Le contexte économique difficile d’aujourd’hui pourrait nous conduire à justifier l’effort national de recherche par les retombées économiques et la puissance militaire qu’elle nous procurerait demain. Cependant les retombées technologiques de la recherche ne constituent pas son unique justification. Un certain nombre de chercheurs n’ont pas pour (unique) vocation de produire la richesse de demain. Pour eux, la recherche est aussi la passion de comprendre pour comprendre, non pour dominer le monde, mais pour accroître la liberté, comprendre pour échapper à l’obscurantisme, … ou à l’idéologie d’une quelconque puissance dominatrice s’arrogeant le droit de décréter seule du Bien et du Mal. Nous ne pouvons ignorer que le développement technologique soumis aux seules lois économiques tend irrémédiablement à accroître les inégalités non seulement entre les nations mais aussi entre citoyens d’un même pays. Il n’est plus unanimement perçu comme un moyen d’augmenter le bien-être, mais souvent comme un facteur de régression : l’automatisation n’a jamais été utilisée pour libérer des servitudes, mais contraint de plus en plus d’individus à l’assistance en supprimant des emplois ; la marchandisation à outrance des connaissances en biologie et médecine pose de plus en plus de problèmes éthiques ; la volonté unique de « se rendre maître et possesseur du monde » (R. Descartes), aboutit inéluctablement à sa destruction …

Les restrictions budgétaires actuelles s’inscrivent dans une volonté plus large de finalisation et de privatisation de la recherche française entreprises depuis plusieurs années.
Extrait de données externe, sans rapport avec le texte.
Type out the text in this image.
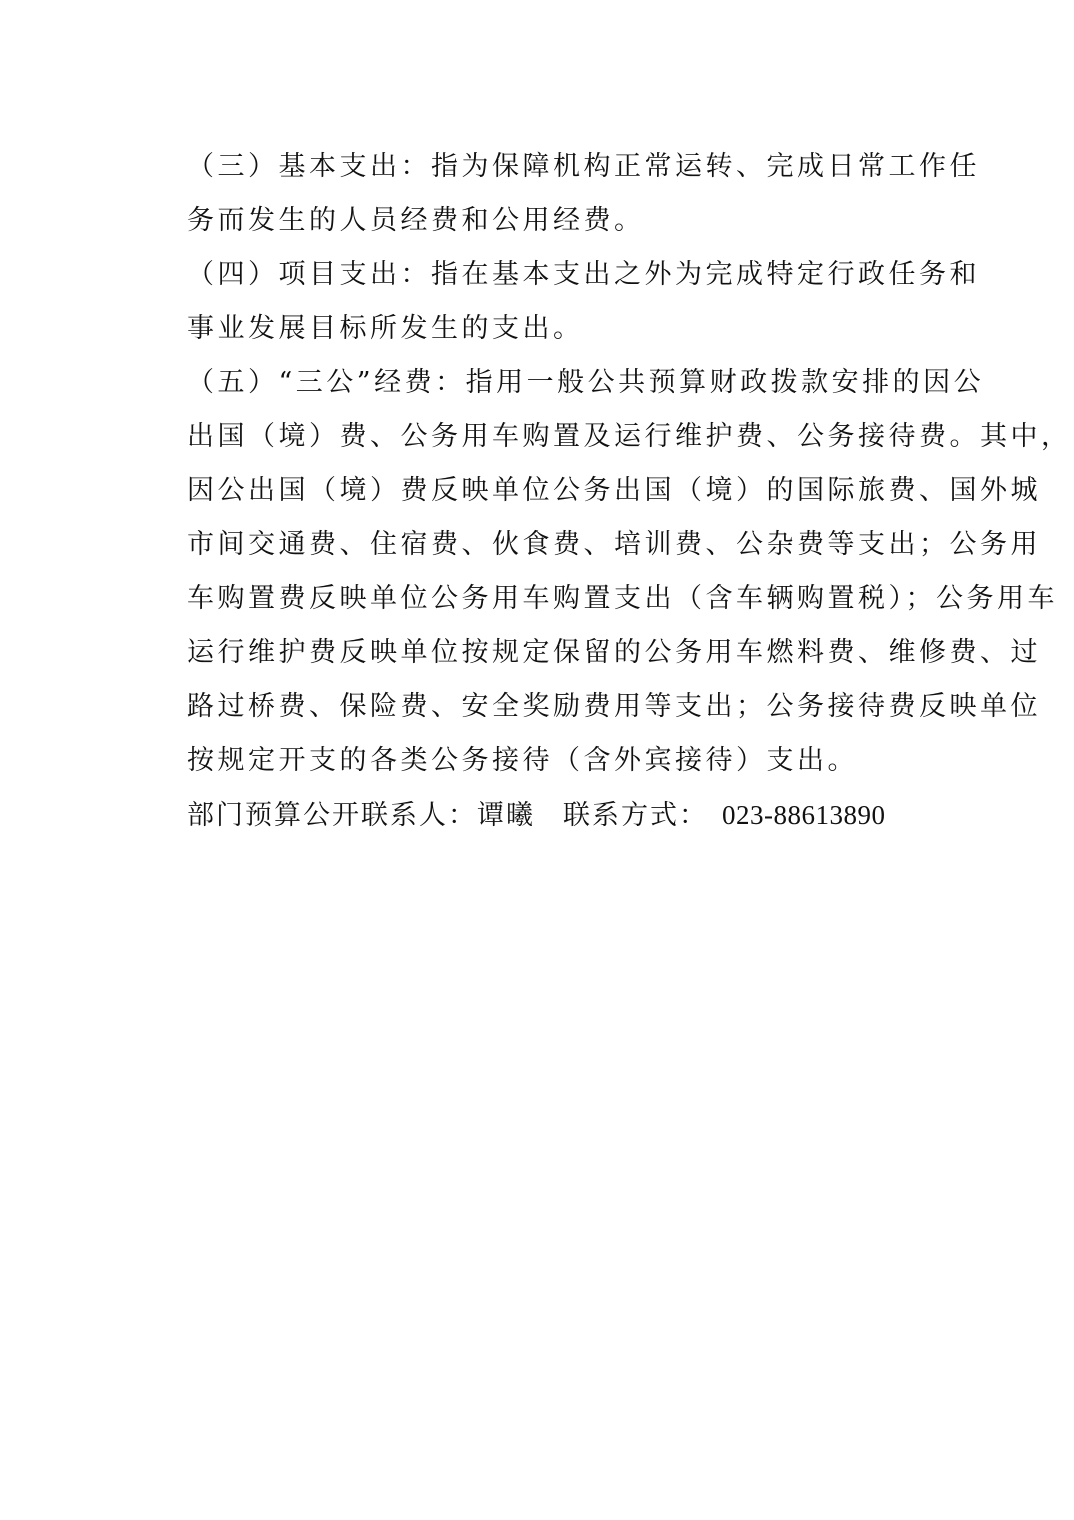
（三）基本支出：指为保障机构正常运转、完成日常工作任
务而发生的人员经费和公用经费。

（四）项目支出：指在基本支出之外为完成特定行政任务和
事业发展目标所发生的支出。

（五）“三公”经费：指用一般公共预算财政拨款安排的因公
出国（境）费、公务用车购置及运行维护费、公务接待费。其中，
因公出国（境）费反映单位公务出国（境）的国际旅费、国外城
市间交通费、住宿费、伙食费、培训费、公杂费等支出；公务用
车购置费反映单位公务用车购置支出（含车辆购置税）；公务用车
运行维护费反映单位按规定保留的公务用车燃料费、维修费、过
路过桥费、保险费、安全奖励费用等支出；公务接待费反映单位
按规定开支的各类公务接待（含外宾接待）支出。

部门预算公开联系人：谭曦 联系方式： 023-88613890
La diminution permanente des crédits publics a conduit les laboratoires à se tourner vers des financements privés ou associatifs. Cette évolution serait normale si elle conduisait à une meilleure prise en charge par le secteur privé d’une partie de l’effort de recherche national. Dans les faits, elle a surtout conduit à accroître la tendance à la finalisation et à la parcellisation des connaissances, et a découragé les jeunes de faire de la recherche en augmentant leur précarité et en leur offrant le chômage à 32-35 ans comme seule perspective. Le CNRS, organisme pluridisciplinaire par excellence, a été conçu pour organiser des coopérations nouvelles entre les disciplines. La logique de l’efficacité pour l’efficacité en a fait depuis longtemps une cible privilégiée des gouvernements de droite. Cette évolution finaliste, a pris un nouvel essor aujourd’hui avec les annonces simultanées des annulations de crédits à la recherche trois fois supérieures aux annulations globales de budget et le lancement d’un grand Plan Cancer dont la recherche fondamentale sera totalement absente. Cette évolution est inefficace à long terme, puisque la technologie de demain se nourrit de la recherche fondamentale d’aujourd’hui, mais surtout elle tend à ne retenir de la recherche que sa capacité à produire de la technologie et à augmenter les richesses des individus et des peuples, de moins en moins nombreux, qui la possèdent.

La recherche, comme l’éducation, doivent faire partie des priorités nationales qui ne peuvent être évaluées uniquement en terme de valeur ajoutée et de retour sur investissement. Appliquée à la recherche, la logique du marché contribue à fragmenter les connaissances et les savoirs en disciplines de plus en plus nombreuses et incapables de communiquer. Or, « connaître, c’est, dans une boucle ininterrompue, séparer pour analyser, et relier pour synthétiser ou complexifier » (E. Morin). La spécialisation est une étape nécessaire qui permet l’analyse et fait progresser la technologie. Seule sa contrepartie de synthèse, par essence non finaliste et non rentable, permet aux individus de comprendre et de dominer les nouvelles connaissances, de relier les savoirs et de faire vivre la démocratie. Cette recherche ne peut être développée qu’au sein de grands instituts pluridisciplinaires favorisant la communication et l’interrelation des disciplines, et seule permettra de diminuer le clivage entre les sciences « dures » et leurs applications technologiques d’une part, la philosophie, l’éthique et la politique d’autre part.